# Would a frog rod for bass be good for catfish also?



## Kayaking_Kev (Jul 18, 2018)

I just got a 7'2" Med Heavy Shimano SLX Combo, but I'm also considering getting a 7'5 Heavy Rod and Reel SLX Combo for frog fishing and was wondering if it would also make a good catfish rod?


----------



## winguy7 (Mar 12, 2014)

You can pretty much catch anything on any combo. But if you want a dedicated cat rod then No. Get a glass rod with a bait clicker reel. Channel cat fishing is messy unless you only use live bait. I like to keep the mess off of my bass gear. If your targeting flathead's you need much heavier gear.


----------



## Kayaking_Kev (Jul 18, 2018)

winguy7 said:


> You can pretty much catch anything on any combo. But if you want a dedicated cat rod then No. Get a glass rod with a bait clicker reel. Channel cat fishing is messy unless you only use live bait. I like to keep the mess off of my bass gear. If your targeting flathead's you need much heavier gear.

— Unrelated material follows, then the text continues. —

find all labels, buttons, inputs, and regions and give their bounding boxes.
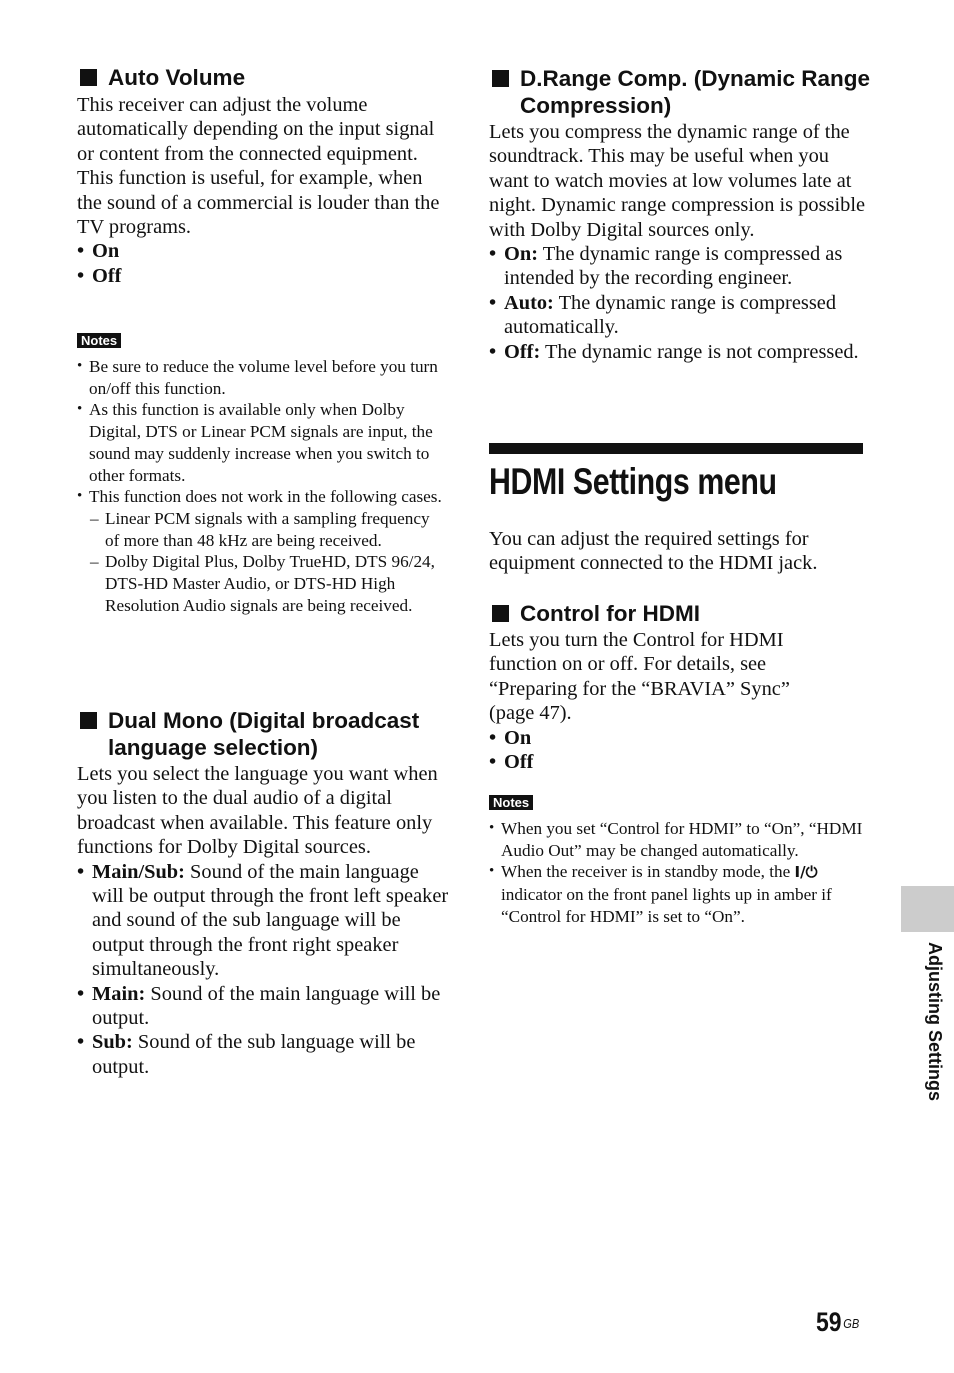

Thanks for the reply. I was thinking about getting a Ripping Lips Super Cat with a Ming Yang CL60.


----------



## winguy7 (Mar 12, 2014)

That would work. It also depends on what your fishing from. For example when I fish from shore, and rods are in a holder the bait clicker is a must for me. There's nothing more boring than sitting and watching your rod tip for hours on end. With the clicker you just set the reel to free spool, engage the clicker and forget about it until you hear it click. If I'm fishing for channels from a boat or kayak I will just use my bass gear. Set up with a slip bobber and live bait, setting the drag just enough to set the hook. If I'm going for flatheads in a boat, rods go back into holders....just like I do from shore


----------